Every morning when I wake, after I go through my normal early morning routine, I get on my laptop and go directly to the John Hopkins dashboard for tracking Covid-19 confirmed cases. I skip the news, social media and go straight to looking at the numbers. 40 years ago, or better yet 102 years ago (During the Spanish Flu pandemic) this would not have been remotely possible. This is a quick high-level snapshot of what technology has already enabled us to see with respect to Covid-19.
While the idea of a dashboard showing cases all over the world seems pretty simple and straight forward, the underlying technologies that make this possible have come about as a result of decades of software engineering, artificial intelligence and data processing. I’m not a medical professional or a public health expert, however I do understand data science, so l’ll delve into the tools and technologies helping our experts and officials tackle this global Covid-19 pandemic.
Data Gathering and Normalization
Data collection has been around since the inception of the concept of writing. With today’s technology however, the speed of collecting, gathering, and normalizing data has grown astronomically. We’re able to log the count of covid-19 cases anywhere in the world within 6 hours of confirmation, and immediately store that in a database that can be access from anywhere. Additional related data about a particular confirmed case (e.g. age, gender, race, underlying illness etc) can also be collected and normalized accordingly. Data is the bedrock of everything else we’d want to do, and the ability to collect, gather and normalize data from all over the world in a few hours is critical to how public officials manage the crisis.

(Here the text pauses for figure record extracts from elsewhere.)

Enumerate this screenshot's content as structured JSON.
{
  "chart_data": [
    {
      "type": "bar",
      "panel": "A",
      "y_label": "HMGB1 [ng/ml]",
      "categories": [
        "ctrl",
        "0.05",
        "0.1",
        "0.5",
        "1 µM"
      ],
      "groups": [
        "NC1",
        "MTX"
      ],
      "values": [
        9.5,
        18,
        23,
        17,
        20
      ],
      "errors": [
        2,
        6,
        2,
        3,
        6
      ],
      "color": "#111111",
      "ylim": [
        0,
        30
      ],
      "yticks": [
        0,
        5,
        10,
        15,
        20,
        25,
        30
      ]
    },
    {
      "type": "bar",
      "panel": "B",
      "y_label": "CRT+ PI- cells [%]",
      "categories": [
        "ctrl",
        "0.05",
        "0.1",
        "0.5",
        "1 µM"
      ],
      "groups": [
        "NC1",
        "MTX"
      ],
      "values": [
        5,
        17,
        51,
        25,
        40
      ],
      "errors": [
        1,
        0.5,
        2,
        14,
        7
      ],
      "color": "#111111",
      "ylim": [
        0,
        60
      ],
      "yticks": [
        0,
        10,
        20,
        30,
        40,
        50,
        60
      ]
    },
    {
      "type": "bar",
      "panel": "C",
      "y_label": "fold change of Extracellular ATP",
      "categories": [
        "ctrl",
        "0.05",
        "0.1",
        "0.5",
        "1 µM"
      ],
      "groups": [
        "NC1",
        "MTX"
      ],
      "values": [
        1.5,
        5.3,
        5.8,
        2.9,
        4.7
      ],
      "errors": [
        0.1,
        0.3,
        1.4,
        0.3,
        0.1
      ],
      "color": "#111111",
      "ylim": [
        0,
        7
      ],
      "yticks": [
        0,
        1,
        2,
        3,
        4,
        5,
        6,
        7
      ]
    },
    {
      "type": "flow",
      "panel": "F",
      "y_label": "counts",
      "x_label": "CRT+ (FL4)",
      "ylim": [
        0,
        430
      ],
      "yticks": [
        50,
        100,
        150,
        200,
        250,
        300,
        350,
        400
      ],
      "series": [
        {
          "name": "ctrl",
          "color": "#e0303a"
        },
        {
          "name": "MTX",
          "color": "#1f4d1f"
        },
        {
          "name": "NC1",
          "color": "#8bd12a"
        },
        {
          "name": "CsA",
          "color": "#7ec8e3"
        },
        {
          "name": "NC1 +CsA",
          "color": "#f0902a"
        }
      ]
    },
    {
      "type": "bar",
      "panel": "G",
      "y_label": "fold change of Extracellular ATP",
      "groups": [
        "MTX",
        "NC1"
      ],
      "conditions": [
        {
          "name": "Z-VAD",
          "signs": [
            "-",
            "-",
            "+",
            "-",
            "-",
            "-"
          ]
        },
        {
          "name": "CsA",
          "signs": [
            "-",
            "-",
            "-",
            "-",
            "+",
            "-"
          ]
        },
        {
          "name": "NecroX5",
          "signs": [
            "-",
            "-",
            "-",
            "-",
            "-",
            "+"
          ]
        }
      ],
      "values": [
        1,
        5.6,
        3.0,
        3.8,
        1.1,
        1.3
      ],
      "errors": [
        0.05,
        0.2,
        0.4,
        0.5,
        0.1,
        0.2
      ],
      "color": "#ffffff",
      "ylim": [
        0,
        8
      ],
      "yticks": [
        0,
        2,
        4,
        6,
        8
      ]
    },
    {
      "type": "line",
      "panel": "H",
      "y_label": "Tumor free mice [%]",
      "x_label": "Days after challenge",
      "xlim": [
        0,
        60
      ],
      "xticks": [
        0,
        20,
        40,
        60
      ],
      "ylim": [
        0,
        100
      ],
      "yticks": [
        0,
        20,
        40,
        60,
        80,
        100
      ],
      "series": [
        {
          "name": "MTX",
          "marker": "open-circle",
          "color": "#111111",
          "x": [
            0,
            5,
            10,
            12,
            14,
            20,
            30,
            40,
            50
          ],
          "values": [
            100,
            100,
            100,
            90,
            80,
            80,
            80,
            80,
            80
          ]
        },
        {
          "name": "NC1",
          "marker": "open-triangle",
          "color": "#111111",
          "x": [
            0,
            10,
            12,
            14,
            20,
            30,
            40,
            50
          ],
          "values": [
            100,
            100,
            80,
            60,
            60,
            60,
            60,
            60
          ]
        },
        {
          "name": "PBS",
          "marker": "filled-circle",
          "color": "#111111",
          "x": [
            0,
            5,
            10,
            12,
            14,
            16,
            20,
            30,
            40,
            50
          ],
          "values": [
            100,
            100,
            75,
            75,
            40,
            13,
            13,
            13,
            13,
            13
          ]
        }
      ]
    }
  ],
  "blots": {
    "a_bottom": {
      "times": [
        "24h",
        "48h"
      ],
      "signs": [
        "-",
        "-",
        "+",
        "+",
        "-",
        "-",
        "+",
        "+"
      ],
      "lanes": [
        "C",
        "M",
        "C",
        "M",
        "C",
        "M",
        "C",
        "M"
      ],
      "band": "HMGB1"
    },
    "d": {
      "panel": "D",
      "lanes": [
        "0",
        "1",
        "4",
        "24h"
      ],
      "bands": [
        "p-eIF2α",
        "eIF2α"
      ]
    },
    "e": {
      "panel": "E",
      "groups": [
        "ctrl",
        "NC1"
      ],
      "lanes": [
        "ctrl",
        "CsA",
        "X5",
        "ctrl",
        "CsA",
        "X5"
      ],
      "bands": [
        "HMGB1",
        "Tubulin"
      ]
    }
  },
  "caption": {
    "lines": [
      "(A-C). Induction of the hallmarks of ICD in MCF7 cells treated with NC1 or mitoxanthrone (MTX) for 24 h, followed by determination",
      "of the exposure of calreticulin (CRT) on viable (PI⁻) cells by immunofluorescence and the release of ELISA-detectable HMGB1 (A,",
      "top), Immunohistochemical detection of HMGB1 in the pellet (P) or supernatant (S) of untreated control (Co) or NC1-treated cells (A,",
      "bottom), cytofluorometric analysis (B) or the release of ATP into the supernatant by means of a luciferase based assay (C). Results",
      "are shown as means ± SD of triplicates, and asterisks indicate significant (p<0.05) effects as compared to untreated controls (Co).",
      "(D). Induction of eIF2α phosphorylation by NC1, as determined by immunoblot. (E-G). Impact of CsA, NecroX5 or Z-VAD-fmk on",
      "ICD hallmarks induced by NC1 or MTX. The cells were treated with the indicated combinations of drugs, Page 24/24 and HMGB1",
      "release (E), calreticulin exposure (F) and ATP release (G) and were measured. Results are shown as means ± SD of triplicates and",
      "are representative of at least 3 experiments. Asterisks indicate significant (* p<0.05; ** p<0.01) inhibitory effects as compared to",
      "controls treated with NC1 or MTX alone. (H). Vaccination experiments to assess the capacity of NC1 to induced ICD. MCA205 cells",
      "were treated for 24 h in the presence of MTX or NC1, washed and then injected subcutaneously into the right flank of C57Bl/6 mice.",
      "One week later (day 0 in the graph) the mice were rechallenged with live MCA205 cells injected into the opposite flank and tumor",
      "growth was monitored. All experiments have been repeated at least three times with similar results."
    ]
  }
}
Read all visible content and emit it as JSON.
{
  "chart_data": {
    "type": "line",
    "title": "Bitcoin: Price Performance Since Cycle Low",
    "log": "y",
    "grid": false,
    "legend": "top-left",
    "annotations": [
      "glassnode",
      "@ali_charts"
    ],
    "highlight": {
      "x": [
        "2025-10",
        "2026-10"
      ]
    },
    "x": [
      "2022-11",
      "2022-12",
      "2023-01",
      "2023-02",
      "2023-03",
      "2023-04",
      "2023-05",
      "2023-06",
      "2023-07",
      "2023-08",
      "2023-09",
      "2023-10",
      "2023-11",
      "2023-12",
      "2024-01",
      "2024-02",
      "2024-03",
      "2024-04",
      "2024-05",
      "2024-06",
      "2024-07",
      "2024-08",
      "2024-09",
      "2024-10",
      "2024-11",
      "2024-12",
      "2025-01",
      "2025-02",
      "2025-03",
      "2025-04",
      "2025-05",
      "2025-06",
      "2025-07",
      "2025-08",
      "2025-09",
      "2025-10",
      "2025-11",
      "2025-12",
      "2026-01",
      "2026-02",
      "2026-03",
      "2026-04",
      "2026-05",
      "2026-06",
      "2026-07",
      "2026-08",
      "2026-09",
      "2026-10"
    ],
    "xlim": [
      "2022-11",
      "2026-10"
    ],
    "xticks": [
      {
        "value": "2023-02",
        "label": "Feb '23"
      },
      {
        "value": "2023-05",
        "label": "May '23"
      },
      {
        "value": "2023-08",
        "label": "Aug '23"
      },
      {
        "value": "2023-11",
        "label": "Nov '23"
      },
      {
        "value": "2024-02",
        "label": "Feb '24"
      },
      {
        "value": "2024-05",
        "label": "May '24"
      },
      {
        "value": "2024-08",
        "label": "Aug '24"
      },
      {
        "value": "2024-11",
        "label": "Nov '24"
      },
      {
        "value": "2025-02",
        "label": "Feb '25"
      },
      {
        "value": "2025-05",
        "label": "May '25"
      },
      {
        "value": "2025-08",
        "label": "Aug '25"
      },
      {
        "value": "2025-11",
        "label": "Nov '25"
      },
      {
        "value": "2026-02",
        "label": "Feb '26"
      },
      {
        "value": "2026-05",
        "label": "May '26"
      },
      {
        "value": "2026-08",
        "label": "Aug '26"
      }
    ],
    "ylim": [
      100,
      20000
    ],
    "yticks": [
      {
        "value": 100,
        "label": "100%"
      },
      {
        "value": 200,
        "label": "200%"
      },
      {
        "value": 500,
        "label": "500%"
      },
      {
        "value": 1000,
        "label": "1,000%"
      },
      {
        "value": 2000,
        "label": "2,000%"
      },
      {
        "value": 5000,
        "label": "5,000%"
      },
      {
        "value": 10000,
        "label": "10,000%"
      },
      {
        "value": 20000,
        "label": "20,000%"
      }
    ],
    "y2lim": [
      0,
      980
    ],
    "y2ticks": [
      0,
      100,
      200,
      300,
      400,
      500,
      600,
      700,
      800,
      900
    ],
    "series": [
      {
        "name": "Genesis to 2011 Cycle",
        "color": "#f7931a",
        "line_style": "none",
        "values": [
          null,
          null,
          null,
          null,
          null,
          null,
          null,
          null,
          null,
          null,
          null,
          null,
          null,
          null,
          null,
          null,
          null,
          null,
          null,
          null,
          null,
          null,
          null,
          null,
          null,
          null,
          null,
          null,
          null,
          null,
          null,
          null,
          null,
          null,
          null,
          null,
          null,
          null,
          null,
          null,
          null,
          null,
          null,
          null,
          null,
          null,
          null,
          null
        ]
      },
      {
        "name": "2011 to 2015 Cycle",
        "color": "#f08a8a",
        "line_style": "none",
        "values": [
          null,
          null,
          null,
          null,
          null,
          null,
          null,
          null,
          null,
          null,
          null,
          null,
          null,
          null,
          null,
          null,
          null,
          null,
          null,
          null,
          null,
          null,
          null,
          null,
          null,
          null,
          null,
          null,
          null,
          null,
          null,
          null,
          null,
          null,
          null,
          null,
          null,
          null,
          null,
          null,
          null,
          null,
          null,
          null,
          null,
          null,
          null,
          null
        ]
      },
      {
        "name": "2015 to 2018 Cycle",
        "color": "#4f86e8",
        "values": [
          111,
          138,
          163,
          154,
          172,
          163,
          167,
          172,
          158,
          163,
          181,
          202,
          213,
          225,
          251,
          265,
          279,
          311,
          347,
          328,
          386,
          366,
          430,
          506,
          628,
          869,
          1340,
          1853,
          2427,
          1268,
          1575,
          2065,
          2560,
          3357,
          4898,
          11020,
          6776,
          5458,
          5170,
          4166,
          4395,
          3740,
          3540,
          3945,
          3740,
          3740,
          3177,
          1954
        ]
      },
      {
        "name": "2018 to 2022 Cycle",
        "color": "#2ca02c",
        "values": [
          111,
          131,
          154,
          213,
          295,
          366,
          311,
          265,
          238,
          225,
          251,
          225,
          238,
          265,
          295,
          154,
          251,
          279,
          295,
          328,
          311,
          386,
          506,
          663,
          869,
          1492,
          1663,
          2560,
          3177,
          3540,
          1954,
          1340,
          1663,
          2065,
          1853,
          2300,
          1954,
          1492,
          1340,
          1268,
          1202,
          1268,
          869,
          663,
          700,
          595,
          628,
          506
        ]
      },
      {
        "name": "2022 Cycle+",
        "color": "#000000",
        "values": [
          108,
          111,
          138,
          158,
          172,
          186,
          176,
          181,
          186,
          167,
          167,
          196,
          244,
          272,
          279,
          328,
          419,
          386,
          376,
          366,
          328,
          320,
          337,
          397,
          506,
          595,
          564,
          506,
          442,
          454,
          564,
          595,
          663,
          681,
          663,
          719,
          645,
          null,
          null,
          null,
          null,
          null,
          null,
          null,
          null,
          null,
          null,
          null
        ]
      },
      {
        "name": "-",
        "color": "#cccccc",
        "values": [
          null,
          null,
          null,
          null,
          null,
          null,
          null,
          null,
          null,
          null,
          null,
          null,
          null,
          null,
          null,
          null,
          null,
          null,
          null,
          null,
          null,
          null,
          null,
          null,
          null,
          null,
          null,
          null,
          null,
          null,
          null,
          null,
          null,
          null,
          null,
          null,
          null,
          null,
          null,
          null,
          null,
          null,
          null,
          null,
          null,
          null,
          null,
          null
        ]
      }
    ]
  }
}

Predictive Analysis & Trends
With accurate data gathered, we can begin to utilize various algorithms to perform predictive analysis. Simulating models to determine spread rate, effects of social distancing, mortality rate within various demographics, are all possible with predictive analytics. This provides significant information to help public officials make better decisions for the health of the greater population. For example, using predictive analytics, one can simulate the effects of social distancing (or not) on the spread rate in a particular city, and use multiple variables (e.g. population density, weather, median age etc) to determine where this method will be more effective than not, and try to predict where the next hot spot could potentially be.
I might not need to explain this too much as it’s become ubiquitous in today’s world. Thanks to the amount of data we have available, and powerful visualization tools like Tableau, Power BI, Google Charts etc, it’s easy to visually ‘see’ your data. Geographical charts enable us to see, on a world heat map, what regions have been hit harder with the virus vs those that haven’t. Multiple charts also give us the ability to view and analyze increase/decrease rate in multiple locations around the world, drill down to view mortality rate for various demographics, and other important information like testing rate, hospitalization rates etc.
Artificial Intelligence (AI)
AI has generally been a concept that has scared a lot of people in the past few years. However, in the race to develop a vaccine or find a cure for Covid-19, AI might just be the accelerator we need. In speaking to some in the medical industry the type of vaccine that will probably be developed to tackle Covid-19 is the nucleic acid vaccine which injects genetic material of the pathogen into human cells to stimulate an immune response. With AI, scientists are able to predict the 3D structure of a protein based on its genetic sequence and significantly reduce the number of rounds of permutations and combinations that would have ordinarily occurred with a normal vaccine development cycle. Hence why we hear 12-18 months vs 8-10 years. More here.
These are some of the ways that technology and big data has enabled us as a society to tackle this pandemic. It’s part of the multiple reasons why we may not actually get to the horrific numbers of the Spanish flu of 1918. We have 100+ years of technological advantage.